FERREIRA, J. M. S.; http://lattes.cnpq.br/4581901484987925; FERREIRA, José Manoel dos Santos.
Abstract:
Bug reports are critical artifacts in software quality assurance. However, bug reporting, whether by testers or users, is costly; it demands from the reporter a considerable amount of data, such as summary, steps required to reproduce, expected/actual system behavior, severity/priority, and even attachments (screenshots, videos, or log files). Previous research has highlighted how often these data fields are neglected; in response, several guidelines for writing good reports can be found in the literature. Nevertheless, it is reasonable to assess the relative impact of those reported fields on the outcome of the reported bugs, especially the conditions under which they get resolved. As an inquiry, which fields are the most important for helping developers fix a bug? This study investigates a 69k-bugs dataset extracted from the Bugzilla platform. We evaluate five machine learning models to classify the bug resolution status (among FIXED, INVALID, INCOMPLETE, WONTFIX, WORKSFORME, MOVED, DUPLICATED, and INACTIVE), then determine the features that influence the FIXED classification most.
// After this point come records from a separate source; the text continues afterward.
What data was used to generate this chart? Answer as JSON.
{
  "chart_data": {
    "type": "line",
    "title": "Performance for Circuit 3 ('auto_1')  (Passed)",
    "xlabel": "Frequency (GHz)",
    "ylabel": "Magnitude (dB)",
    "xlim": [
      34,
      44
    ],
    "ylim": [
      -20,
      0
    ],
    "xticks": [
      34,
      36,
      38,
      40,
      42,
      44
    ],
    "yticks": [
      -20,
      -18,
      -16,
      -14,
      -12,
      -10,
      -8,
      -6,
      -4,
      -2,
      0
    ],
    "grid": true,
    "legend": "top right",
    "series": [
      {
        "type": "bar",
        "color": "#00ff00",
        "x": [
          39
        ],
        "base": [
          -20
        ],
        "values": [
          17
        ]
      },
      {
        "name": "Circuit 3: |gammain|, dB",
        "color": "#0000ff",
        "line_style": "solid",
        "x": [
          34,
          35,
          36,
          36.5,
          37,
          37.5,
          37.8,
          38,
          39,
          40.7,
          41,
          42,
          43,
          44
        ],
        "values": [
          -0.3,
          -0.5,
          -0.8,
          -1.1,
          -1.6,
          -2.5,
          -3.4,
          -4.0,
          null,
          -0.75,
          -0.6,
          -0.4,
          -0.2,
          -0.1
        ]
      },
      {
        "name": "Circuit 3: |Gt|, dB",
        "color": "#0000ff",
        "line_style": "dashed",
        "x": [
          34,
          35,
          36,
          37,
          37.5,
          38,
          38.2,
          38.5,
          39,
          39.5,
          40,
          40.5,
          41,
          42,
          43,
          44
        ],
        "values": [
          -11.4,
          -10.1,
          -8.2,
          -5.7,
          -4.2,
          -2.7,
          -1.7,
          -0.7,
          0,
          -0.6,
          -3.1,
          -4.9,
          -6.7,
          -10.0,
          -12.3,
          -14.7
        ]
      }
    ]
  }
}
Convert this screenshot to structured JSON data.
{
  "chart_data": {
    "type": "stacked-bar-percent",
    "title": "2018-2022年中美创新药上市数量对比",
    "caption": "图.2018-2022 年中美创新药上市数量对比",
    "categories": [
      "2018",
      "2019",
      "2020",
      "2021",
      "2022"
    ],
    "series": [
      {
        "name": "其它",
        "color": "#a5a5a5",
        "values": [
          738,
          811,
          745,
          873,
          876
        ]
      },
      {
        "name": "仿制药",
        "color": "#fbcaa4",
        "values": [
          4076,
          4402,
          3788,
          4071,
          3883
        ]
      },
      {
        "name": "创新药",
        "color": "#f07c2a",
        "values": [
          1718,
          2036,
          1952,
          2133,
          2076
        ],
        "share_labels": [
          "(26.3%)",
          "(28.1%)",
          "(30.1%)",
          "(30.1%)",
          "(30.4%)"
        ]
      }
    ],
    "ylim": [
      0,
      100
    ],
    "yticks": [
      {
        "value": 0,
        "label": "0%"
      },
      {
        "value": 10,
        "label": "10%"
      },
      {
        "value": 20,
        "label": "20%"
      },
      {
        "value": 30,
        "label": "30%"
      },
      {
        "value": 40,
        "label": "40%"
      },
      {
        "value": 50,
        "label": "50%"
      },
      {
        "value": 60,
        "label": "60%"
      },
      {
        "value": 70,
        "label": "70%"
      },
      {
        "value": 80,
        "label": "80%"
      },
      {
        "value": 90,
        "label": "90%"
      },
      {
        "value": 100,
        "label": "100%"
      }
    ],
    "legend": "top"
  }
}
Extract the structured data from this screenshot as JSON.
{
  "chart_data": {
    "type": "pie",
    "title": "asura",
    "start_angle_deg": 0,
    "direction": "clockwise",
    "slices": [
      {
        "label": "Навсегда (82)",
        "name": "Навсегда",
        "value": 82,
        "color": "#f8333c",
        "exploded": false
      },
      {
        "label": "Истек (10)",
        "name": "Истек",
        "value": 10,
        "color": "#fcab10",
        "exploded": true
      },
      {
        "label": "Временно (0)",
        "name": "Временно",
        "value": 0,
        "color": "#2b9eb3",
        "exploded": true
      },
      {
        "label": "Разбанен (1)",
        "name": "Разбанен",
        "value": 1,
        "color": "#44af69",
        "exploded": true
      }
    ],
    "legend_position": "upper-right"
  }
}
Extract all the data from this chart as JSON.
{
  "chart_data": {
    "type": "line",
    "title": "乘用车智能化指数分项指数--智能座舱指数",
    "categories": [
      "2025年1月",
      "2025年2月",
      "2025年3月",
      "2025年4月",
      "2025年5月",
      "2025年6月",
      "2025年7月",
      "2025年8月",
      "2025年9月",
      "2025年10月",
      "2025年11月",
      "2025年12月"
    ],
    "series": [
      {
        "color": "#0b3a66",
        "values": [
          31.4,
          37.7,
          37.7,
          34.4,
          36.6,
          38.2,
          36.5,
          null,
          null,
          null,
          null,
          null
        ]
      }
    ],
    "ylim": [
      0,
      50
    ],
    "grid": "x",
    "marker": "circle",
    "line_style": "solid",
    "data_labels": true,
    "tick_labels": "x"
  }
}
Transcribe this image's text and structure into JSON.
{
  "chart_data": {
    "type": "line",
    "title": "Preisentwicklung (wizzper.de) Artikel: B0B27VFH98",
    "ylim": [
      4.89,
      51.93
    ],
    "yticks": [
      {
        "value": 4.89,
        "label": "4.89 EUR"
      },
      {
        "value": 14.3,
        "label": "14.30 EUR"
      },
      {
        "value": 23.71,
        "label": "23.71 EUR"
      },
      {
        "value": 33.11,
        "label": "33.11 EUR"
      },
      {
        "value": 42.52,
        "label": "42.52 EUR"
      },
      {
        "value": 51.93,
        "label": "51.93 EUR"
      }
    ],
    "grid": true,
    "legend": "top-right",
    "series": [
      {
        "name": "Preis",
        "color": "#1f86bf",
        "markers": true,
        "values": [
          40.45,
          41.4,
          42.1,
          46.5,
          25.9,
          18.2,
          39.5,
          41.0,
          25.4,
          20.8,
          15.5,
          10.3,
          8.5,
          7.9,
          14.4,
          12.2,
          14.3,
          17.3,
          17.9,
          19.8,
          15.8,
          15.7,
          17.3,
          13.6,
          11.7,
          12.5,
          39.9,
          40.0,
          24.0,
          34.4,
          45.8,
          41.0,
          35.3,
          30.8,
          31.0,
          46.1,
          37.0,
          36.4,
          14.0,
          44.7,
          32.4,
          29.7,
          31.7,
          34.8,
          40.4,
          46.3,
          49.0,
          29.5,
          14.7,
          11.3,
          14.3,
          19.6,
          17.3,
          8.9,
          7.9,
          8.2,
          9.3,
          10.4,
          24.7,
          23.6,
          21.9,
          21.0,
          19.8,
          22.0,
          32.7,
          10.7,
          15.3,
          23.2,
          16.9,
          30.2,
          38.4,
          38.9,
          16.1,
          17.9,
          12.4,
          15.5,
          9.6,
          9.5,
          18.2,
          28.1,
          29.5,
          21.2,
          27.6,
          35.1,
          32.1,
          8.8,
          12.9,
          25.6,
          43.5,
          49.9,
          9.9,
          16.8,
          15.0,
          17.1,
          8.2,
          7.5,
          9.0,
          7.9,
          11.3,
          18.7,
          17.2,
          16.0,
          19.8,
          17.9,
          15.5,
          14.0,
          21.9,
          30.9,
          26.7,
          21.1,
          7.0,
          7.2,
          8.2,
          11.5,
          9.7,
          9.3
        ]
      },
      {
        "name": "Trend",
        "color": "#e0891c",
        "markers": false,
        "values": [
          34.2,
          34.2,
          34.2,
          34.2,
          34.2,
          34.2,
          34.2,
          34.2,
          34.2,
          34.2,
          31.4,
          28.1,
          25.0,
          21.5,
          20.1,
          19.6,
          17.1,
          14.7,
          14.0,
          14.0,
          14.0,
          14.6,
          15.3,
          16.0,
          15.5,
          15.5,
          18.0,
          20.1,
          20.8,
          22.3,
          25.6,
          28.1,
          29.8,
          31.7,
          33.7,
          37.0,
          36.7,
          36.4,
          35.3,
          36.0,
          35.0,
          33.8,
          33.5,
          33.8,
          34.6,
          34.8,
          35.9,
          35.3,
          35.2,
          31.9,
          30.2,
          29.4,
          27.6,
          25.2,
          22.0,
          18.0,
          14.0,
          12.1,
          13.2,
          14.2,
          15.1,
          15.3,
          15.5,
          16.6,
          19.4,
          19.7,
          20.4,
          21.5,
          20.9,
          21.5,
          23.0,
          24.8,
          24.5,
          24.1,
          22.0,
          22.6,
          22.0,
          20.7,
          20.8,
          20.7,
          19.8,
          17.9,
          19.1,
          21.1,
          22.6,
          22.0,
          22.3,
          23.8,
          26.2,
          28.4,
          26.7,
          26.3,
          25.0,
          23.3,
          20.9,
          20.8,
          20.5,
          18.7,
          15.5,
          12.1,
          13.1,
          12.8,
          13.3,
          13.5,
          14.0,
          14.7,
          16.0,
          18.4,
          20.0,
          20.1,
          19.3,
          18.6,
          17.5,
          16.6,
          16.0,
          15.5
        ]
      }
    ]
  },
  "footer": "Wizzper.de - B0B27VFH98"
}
The classification process employs standard ML techniques for model optimization, including balancing, grouping, and fine-tuning. Notably, the Random Forest model demonstrated outstanding performance, achieving 71.81% precision, 74.46% accuracy, and 72.32% f-measure, with a remarkable 95% accuracy in classifying FIXED reports. Additionally, this model allowed us to identify the most influential fields for resolution prediction. Among the fields considered, those related to textual data, such as summary, description, and comments, emerged as significant contributors to the field’s importance ranking. Furthermore, attachments added through the comments section showed considerable relevance to bug report resolution, as did the changes made throughout the bug report’s lifecycle. Given these results, filling specific fields in the bug reports can significantly assist in fixing the reported bugs. Consequently, development teams may benefit from considering these findings to establish priorities during the bug-fixing process and allocate resources more effectively for quality assurance. Moreover, communicating the importance of these fields to reporters before submitting bug reports can lead to more focused and informative submissions and help to make better use of their time.